The service used to cost a subscription fee, but the company made it free beginning this year, said Rick Frazier, vice president of marketing in Compaq's enterprise solutions division. The goal is to make it easier for companies to offer better service, leading to improved customer satisfaction with Compaq products.
Compaq is likely to benefit by sharing knowledge formerly restricted to a select set of expensive system-integrator experts who knew how to plan complex systems but who charged a lot of money, said Jim Garden of Technology Business Research.
In September, three months after ActiveAnswers was announced, there were 6 services. By the end of December, there were 12. Now there will be 24 or 25, Frazier said.
In addition, Compaq has begun offering the expertise of market research firm Summit Strategies, best practices cataloger KnowledgeSpace, and training company Netg. Though these companies will provide some information to ActiveAnswers users for free, the Compaq site will have links to discounted fee-based services at the firms' own Web sites.
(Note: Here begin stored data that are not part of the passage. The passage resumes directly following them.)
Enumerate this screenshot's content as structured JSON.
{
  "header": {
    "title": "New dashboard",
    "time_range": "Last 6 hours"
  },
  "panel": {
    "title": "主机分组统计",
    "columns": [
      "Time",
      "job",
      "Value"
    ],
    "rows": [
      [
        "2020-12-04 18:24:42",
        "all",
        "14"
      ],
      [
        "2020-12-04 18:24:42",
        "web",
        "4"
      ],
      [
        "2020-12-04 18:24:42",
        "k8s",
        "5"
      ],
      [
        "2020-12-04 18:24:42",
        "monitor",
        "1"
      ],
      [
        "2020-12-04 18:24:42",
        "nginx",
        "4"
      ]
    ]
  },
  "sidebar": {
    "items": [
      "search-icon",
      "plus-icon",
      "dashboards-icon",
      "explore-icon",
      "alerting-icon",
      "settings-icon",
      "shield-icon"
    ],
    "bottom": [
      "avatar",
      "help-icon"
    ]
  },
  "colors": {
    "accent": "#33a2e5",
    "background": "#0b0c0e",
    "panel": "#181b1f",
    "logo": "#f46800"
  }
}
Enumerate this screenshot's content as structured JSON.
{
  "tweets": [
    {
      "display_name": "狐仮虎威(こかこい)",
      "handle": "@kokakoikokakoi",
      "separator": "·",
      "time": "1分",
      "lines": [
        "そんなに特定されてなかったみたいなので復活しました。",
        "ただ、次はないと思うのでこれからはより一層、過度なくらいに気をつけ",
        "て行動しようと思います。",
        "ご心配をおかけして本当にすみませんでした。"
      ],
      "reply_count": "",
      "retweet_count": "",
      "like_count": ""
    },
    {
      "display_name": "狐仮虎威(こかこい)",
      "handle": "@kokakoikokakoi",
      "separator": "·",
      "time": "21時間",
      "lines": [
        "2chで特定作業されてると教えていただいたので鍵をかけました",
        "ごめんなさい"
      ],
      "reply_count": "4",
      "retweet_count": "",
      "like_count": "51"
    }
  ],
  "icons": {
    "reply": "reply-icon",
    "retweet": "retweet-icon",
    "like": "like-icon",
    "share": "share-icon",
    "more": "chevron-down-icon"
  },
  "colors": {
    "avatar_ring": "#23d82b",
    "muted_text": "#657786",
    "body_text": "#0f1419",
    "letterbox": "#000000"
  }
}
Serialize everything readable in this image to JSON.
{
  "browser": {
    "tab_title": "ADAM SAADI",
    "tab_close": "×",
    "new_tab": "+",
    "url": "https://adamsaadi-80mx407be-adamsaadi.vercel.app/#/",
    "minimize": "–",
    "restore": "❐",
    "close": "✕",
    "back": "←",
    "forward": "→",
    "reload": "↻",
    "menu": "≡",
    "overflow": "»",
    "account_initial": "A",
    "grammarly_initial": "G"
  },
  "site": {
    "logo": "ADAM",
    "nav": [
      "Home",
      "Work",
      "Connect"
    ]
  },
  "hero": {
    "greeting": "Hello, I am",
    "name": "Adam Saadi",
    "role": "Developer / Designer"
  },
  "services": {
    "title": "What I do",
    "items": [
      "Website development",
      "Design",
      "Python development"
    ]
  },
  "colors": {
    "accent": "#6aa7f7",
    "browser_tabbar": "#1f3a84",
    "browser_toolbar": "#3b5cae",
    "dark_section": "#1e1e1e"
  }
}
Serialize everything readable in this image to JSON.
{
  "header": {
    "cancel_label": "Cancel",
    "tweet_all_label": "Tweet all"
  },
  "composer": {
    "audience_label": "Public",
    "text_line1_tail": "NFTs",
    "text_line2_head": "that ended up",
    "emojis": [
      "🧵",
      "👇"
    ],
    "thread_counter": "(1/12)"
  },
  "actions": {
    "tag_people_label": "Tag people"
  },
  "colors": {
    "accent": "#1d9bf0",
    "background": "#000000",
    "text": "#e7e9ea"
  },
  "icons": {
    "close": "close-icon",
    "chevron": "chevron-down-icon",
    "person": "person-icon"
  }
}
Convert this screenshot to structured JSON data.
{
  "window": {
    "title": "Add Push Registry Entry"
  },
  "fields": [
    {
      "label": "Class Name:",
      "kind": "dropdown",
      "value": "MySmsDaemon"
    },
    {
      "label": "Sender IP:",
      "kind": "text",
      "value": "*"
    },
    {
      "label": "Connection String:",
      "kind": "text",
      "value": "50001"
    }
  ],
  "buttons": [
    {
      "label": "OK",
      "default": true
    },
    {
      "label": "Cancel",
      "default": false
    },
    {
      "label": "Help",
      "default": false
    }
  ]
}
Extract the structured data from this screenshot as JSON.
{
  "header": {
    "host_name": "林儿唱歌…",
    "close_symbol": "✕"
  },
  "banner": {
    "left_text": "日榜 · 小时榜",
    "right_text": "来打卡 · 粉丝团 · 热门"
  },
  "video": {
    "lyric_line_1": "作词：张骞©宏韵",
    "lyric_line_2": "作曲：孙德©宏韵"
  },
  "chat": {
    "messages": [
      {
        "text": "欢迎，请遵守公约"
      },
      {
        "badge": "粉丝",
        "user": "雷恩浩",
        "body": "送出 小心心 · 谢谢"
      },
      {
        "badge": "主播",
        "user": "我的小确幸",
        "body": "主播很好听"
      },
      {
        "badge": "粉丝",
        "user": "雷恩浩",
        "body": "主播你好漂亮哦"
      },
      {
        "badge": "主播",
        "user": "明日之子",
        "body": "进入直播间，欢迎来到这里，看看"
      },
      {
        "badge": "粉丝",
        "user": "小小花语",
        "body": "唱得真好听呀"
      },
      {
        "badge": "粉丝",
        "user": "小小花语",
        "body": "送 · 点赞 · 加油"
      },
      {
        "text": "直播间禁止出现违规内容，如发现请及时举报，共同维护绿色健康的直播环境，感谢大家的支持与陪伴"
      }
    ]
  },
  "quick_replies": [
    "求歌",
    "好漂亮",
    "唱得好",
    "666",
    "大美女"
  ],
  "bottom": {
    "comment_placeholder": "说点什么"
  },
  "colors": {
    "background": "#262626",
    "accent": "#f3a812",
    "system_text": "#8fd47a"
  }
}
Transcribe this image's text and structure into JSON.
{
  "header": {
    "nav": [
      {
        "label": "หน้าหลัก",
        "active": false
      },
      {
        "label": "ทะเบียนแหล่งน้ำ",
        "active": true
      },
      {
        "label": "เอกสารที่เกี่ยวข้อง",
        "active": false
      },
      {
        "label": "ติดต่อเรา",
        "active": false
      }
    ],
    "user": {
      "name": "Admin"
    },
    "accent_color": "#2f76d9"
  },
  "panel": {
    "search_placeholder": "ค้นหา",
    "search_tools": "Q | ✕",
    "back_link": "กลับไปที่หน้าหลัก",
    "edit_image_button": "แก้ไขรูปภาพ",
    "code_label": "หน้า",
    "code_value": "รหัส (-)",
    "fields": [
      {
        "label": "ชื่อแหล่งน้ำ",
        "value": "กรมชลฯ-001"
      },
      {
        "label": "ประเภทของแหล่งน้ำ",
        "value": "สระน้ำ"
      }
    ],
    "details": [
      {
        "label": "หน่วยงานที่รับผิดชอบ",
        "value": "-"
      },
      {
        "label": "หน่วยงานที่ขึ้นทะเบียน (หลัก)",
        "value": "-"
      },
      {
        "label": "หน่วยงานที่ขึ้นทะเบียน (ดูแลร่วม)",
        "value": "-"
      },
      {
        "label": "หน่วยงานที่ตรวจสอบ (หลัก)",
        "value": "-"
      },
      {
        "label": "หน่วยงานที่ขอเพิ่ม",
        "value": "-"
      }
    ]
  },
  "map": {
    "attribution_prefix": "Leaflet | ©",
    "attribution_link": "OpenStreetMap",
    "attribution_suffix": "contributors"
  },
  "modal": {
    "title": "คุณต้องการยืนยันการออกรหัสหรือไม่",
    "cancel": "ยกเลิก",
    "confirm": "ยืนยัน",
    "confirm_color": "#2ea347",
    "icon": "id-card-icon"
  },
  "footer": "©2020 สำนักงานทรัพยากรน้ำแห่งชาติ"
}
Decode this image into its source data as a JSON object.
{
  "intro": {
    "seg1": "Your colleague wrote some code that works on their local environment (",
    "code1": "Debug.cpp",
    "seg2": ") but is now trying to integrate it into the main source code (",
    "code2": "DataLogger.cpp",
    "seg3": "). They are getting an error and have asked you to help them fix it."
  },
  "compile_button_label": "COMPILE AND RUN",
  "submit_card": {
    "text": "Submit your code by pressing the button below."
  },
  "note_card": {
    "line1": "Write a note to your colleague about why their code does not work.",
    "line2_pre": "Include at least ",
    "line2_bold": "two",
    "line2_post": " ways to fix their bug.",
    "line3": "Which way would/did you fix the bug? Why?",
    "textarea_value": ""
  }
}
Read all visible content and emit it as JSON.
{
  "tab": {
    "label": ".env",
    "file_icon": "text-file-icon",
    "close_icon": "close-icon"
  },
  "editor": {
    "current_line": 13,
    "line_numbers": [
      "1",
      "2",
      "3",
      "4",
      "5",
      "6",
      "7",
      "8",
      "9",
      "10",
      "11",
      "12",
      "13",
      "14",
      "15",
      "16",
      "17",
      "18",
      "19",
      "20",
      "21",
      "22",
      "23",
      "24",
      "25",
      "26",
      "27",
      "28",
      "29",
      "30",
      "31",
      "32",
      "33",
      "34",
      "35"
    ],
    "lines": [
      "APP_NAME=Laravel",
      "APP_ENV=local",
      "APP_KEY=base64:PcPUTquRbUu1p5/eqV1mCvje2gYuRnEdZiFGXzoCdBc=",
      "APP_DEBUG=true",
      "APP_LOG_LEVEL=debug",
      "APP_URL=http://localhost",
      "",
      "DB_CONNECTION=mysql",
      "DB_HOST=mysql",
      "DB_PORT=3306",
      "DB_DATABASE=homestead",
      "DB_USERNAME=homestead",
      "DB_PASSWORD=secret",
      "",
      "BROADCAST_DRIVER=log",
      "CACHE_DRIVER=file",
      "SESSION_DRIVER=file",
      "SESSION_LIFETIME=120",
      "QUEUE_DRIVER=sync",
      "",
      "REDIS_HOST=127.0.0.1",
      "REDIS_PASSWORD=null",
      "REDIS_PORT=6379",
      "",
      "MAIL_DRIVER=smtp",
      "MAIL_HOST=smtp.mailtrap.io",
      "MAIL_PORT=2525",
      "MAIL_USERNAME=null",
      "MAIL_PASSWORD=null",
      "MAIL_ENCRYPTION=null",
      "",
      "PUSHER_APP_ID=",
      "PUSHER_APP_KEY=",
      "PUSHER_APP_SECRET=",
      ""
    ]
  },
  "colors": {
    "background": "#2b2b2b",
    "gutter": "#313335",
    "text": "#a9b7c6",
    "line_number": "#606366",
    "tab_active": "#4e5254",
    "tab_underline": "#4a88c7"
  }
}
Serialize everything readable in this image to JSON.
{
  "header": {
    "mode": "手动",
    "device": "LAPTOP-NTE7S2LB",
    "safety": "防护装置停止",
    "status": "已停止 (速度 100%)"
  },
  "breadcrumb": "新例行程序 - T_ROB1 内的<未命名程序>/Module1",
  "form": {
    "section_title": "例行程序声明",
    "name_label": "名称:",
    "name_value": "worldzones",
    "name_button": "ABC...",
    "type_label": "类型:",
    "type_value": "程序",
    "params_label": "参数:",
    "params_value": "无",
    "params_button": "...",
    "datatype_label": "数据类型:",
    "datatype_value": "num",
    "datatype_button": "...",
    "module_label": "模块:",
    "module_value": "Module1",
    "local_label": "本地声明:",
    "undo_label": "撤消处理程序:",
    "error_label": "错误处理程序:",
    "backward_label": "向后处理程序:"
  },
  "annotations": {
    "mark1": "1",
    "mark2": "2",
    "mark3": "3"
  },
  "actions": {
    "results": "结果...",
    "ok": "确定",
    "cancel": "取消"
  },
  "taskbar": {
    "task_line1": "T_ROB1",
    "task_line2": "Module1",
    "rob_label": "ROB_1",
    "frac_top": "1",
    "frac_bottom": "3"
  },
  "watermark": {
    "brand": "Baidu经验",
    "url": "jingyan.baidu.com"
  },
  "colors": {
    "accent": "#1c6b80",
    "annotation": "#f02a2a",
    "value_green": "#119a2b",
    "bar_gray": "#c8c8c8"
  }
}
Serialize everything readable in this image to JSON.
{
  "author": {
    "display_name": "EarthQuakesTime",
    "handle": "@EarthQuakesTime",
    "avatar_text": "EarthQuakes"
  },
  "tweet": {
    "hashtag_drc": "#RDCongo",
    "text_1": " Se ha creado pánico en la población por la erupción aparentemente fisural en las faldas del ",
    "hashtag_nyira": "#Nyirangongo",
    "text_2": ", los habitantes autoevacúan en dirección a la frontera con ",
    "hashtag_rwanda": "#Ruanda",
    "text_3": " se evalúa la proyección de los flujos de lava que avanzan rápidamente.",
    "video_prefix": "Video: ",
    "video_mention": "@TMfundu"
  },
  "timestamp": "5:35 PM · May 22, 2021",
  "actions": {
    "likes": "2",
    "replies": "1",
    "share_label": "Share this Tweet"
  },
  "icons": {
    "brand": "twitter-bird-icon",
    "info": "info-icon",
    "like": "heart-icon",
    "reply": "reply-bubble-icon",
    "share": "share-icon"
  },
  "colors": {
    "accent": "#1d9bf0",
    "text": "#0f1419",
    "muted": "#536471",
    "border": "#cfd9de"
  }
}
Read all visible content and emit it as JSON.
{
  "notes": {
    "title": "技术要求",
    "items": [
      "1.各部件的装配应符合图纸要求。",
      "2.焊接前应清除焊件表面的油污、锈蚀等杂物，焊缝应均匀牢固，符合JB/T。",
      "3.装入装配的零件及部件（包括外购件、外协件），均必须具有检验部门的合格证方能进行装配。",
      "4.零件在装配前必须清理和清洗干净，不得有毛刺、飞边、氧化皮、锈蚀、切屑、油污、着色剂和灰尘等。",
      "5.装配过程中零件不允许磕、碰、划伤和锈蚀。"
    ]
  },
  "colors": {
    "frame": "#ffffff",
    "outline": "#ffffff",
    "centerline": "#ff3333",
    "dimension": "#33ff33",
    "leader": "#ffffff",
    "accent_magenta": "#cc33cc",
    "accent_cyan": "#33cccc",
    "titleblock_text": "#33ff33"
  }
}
Compaq also has beefed up the international features of ActiveAnswers, Frazier said. For example, the service now is available in four languages besides English, and Compaq parts lists produced by the ActiveAnswers system can be localized for six different geographical regions.
Although the service is designed to increase sales of Compaq systems, ActiveAnswers doesn't link to any sales or ordering pages, Frazier said.
HP, on the other hand, has begun offering a system to help people tailor high-end HP servers to the task at hand. But HP and others are "playing catch-up here," Garden said.